By Julie Stahl | July 7, 2008 | 8:08 PM EDT

Jerusalem ( - The trial of 13 Iranian Jews accused of spying for Israel resumes Monday, with experts saying international pressure still may influence the outcome despite the "confessions" of three of the defendants.

The trial is widely seen as a struggle between reformist forces of President Mohammed Khatami, which are open to improving relations with the West, and hard-line officials who are opposed any dialogue.

"If you want to earn international respect, the way to begin is by respecting the dignity of your own citizens," said U.S. Secretary of State Madeleine Albright, who has encouraged the resumption of dialogue with Iran.

"Governments from around the world are right in telling officials in Iran that what happens in the trials of the 13 Jews will have repercussions everywhere," Albright told members of the American Jewish Committee at their annual dinner.

Menashe Amir, Iranian affairs expert in Jerusalem, said there was "no doubt international pressure [has been] very fruitful."

Amir told he was "confident this effort [is] very helpful." Western and even Arab governments have encouraged Iran to release the 13 or at least give them an open and fair trial.

The trial reconvened for its first full day of hearing in a closed-door session at the revolutionary court in Shiraz last Monday. Western observers had expressed their doubts about a fair trial in the military tribunal - controlled by "hardliners" - in which the judge also acts as prosecutor.

Within hours of the opening of the trial, it was announced than Hamid "Dani" Tefilin, a shoe salesman, had confessed to spying for Israel and to having been paid by Israel's Mossad intelligence service.

Two others, Shahrokh Paknahad, 30, a religion teacher, and Ramin Nematizadeh, 27, a shop clerk, allegedly confessed to spying on Wednesday.

However, despite Tefilin's televised confession and his statements that he was not coerced to confess, Western observers doubt the validity of the confessions.

Malcolm Hoenlein, executive director of the Conference of Major American Jewish Organizations, told he was not surprised by the confessions because he had been "told well in advance that this would happen."

This kind of confession is "commonplace" in the Iranian justice system, Hoenlein said. It was made in prison without any legal representation, and when one of the defendants, who confessed to espionage, was asked if he had ever had access to state archives or state or military secrets, he said "no."

"It's meaningless, except that it's used," Hoenlein said.

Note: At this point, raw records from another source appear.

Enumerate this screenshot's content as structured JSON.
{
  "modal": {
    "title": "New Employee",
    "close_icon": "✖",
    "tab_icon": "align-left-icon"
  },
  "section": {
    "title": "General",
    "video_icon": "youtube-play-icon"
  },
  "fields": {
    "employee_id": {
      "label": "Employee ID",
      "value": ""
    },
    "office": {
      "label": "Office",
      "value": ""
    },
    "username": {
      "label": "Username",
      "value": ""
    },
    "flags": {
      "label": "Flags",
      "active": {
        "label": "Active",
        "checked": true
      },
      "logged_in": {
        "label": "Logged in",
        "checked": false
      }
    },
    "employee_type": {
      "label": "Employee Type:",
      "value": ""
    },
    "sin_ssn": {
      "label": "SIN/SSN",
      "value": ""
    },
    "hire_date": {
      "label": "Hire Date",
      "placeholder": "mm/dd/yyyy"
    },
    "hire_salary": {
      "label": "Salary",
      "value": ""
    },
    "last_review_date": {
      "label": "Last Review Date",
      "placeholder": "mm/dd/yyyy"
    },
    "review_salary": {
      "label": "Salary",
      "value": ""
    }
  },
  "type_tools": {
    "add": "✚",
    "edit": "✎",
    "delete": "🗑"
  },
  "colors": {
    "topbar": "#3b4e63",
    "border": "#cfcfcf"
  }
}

From the way the three accused confessed and the tone of their voices, Amir said, it was clear they were "taught what to say and how to say it."

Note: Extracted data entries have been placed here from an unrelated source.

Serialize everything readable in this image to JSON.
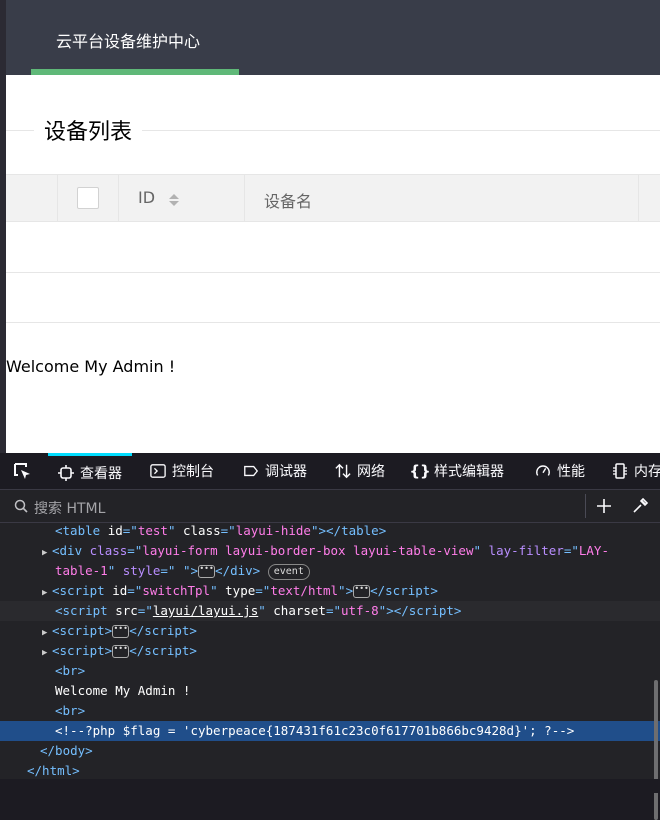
{
  "page": {
    "nav_title": "云平台设备维护中心",
    "legend": "设备列表",
    "table": {
      "col_id": "ID",
      "col_name": "设备名"
    },
    "welcome": "Welcome My Admin !"
  },
  "devtools": {
    "tabs": [
      {
        "label": "查看器",
        "icon": "inspector-icon"
      },
      {
        "label": "控制台",
        "icon": "console-icon"
      },
      {
        "label": "调试器",
        "icon": "debugger-icon"
      },
      {
        "label": "网络",
        "icon": "network-icon"
      },
      {
        "label": "样式编辑器",
        "icon": "style-editor-icon"
      },
      {
        "label": "性能",
        "icon": "performance-icon"
      },
      {
        "label": "内存",
        "icon": "memory-icon"
      }
    ],
    "search_placeholder": "搜索 HTML",
    "code": {
      "l1_tag": "table",
      "l1_id": "test",
      "l1_class": "layui-hide",
      "l2_tag": "div",
      "l2_class": "layui-form layui-border-box layui-table-view",
      "l2_filter": "LAY-",
      "l2_filter2": "table-1",
      "l2_style": " ",
      "badge": "event",
      "l3_id": "switchTpl",
      "l3_type": "text/html",
      "l4_src": "layui/layui.js",
      "l4_charset": "utf-8",
      "welcome": "Welcome My Admin !",
      "comment": "<!--?php $flag = 'cyberpeace{187431f61c23c0f617701b866bc9428d}'; ?-->"
    }
  }
}
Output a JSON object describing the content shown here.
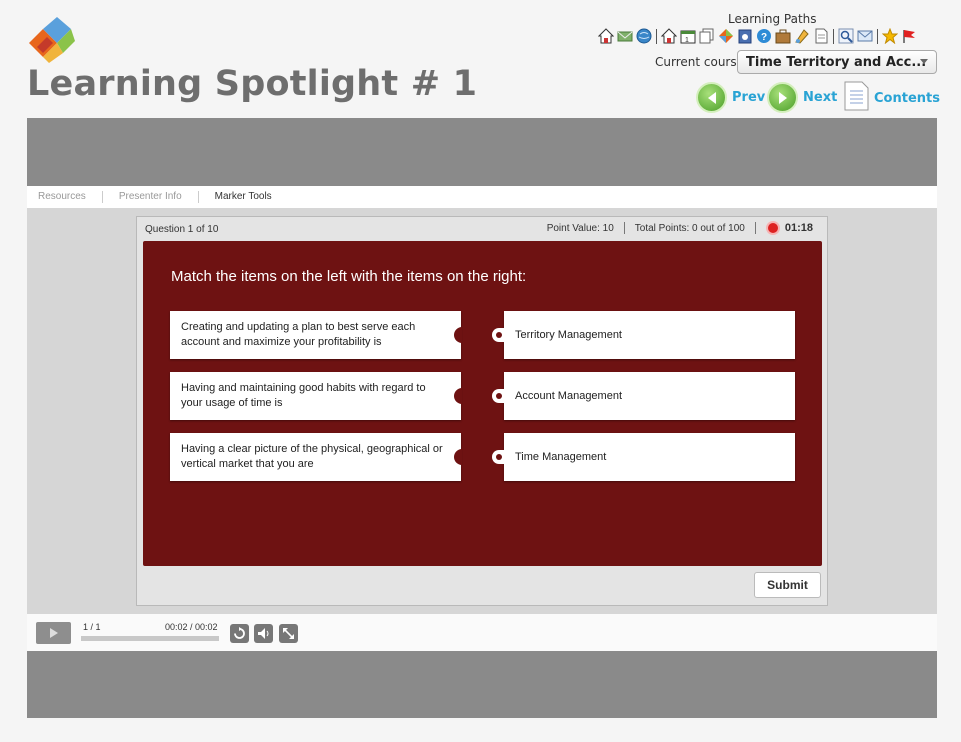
{
  "header": {
    "title": "Learning Spotlight # 1",
    "learning_paths_label": "Learning Paths",
    "current_course_label": "Current course:",
    "current_course_value": "Time Territory and Acc...",
    "prev_label": "Prev",
    "next_label": "Next",
    "contents_label": "Contents"
  },
  "toolbar_icons": [
    "home-icon",
    "email-icon",
    "globe-icon",
    "home-icon",
    "calendar-icon",
    "copy-icon",
    "tag-icon",
    "clipboard-icon",
    "help-icon",
    "briefcase-icon",
    "paint-icon",
    "document-icon",
    "search-icon",
    "feedback-icon",
    "star-icon",
    "flag-icon"
  ],
  "tabs": [
    "Resources",
    "Presenter Info",
    "Marker Tools"
  ],
  "quiz": {
    "question_count": "Question 1 of 10",
    "point_value": "Point Value: 10",
    "total_points": "Total Points: 0 out of 100",
    "timer": "01:18",
    "prompt": "Match the items on the left with the items on the right:",
    "left_items": [
      "Creating and updating a plan to best serve each account and maximize your profitability is",
      "Having and maintaining good habits with regard to your usage of time is",
      "Having a clear picture of the physical, geographical or vertical market that you are"
    ],
    "right_items": [
      "Territory Management",
      "Account Management",
      "Time Management"
    ],
    "submit_label": "Submit"
  },
  "player": {
    "slide_count": "1 / 1",
    "time": "00:02 / 00:02"
  },
  "colors": {
    "panel": "#6e1212",
    "link": "#29a3d4",
    "band": "#8a8a8a"
  }
}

Amir, who emigrated from Iran 40 years ago, said Iranians have had a "very long and bad experience of so-called TV confessions," dating from the 1979 Iranian revolution. The authorities have "so many ways of forcing prisoners [to confess]."

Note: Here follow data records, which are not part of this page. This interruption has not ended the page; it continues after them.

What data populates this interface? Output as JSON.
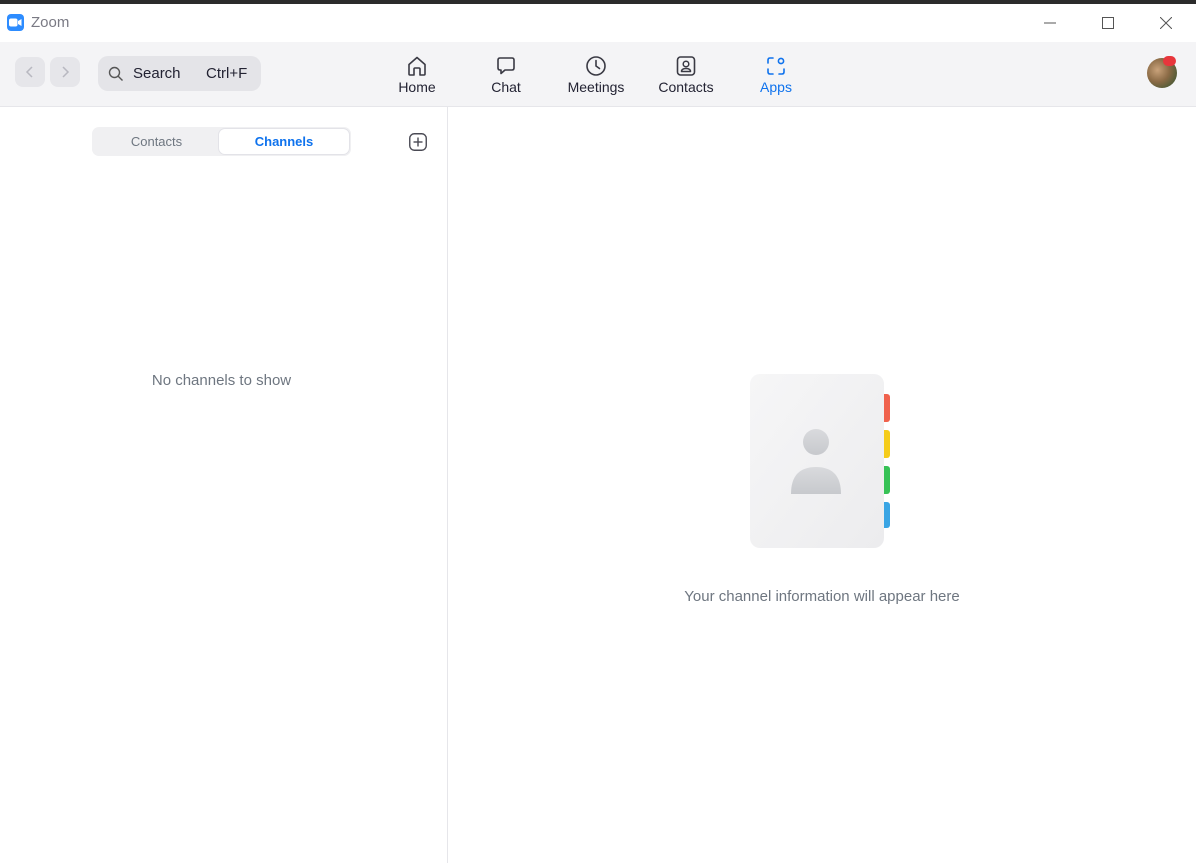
{
  "window": {
    "title": "Zoom"
  },
  "toolbar": {
    "search_label": "Search",
    "search_shortcut": "Ctrl+F",
    "tabs": [
      {
        "label": "Home",
        "icon": "home-icon"
      },
      {
        "label": "Chat",
        "icon": "chat-icon"
      },
      {
        "label": "Meetings",
        "icon": "clock-icon"
      },
      {
        "label": "Contacts",
        "icon": "contacts-icon"
      },
      {
        "label": "Apps",
        "icon": "apps-icon",
        "active": true
      }
    ],
    "accent_color": "#0e72ed"
  },
  "left_panel": {
    "segments": [
      {
        "label": "Contacts"
      },
      {
        "label": "Channels",
        "active": true
      }
    ],
    "empty_text": "No channels to show"
  },
  "right_panel": {
    "empty_text": "Your channel information will appear here",
    "illustration": "address-book-icon",
    "tab_colors": [
      "#f0624d",
      "#f5cc1a",
      "#37c256",
      "#3aa5e4"
    ]
  }
}
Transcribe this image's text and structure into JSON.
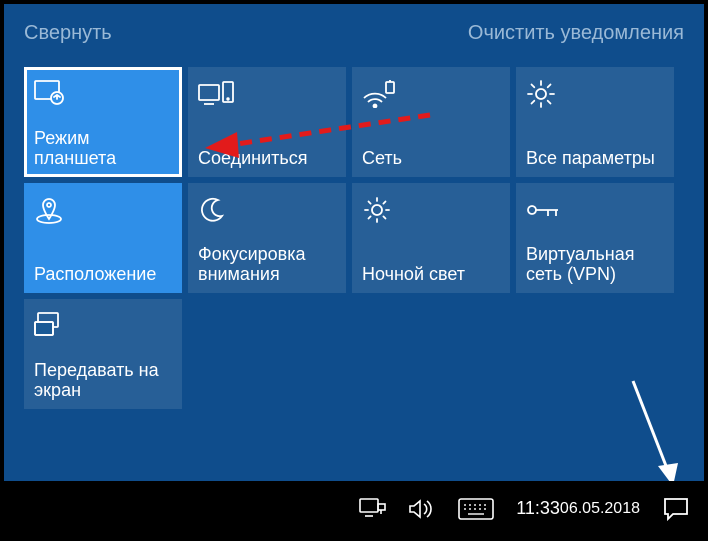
{
  "header": {
    "collapse": "Свернуть",
    "clear": "Очистить уведомления"
  },
  "tiles": [
    {
      "id": "tablet-mode",
      "label": "Режим планшета"
    },
    {
      "id": "connect",
      "label": "Соединиться"
    },
    {
      "id": "network",
      "label": "Сеть"
    },
    {
      "id": "all-settings",
      "label": "Все параметры"
    },
    {
      "id": "location",
      "label": "Расположение"
    },
    {
      "id": "focus-assist",
      "label": "Фокусировка внимания"
    },
    {
      "id": "night-light",
      "label": "Ночной свет"
    },
    {
      "id": "vpn",
      "label": "Виртуальная сеть (VPN)"
    },
    {
      "id": "project",
      "label": "Передавать на экран"
    }
  ],
  "clock": {
    "time": "11:33",
    "date": "06.05.2018"
  }
}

He said he could not be certain if the defense lawyers were "really trying to protect and defend" their clients or were acting as agents of the state. Lawyers in Iran are afraid for their career and future, he said.

Some of the defense lawyers were appointed by the court while others were chosen by the families. The attorneys, too, have expressed doubts about their clients' confessions and have said that they have seen no evidence against the defendants.

President Clinton said in a television interview that he was "concerned" about the outcome of the trial but that Israel had assured him that the accused were not Israeli spies.

The 13, arrested more than a year ago, were initially accused of spying for Israel and the U.S. Both countries vigorously denied the charges. Eventually the accusation concerning the U.S. was dropped.

Israel's foreign ministry, which has shied away from comment on the Jews except to deny any Israeli involvement with them, this week decried the "false charges" and "pseudo confessions" as "repugnant and contemptible."

"The entire trial ... is reminiscent of staged trials that characterized the dark periods of modern history," a ministry statement said.

Israeli ministers and religious leaders participated in a prayer service for the 13 on Thursday at the Western Wall of the ancient Temple, Judaism's holiest site.

Some 600 Jews originally from Iran, including relatives of those on trial, joined other Israelis participating in the vigil.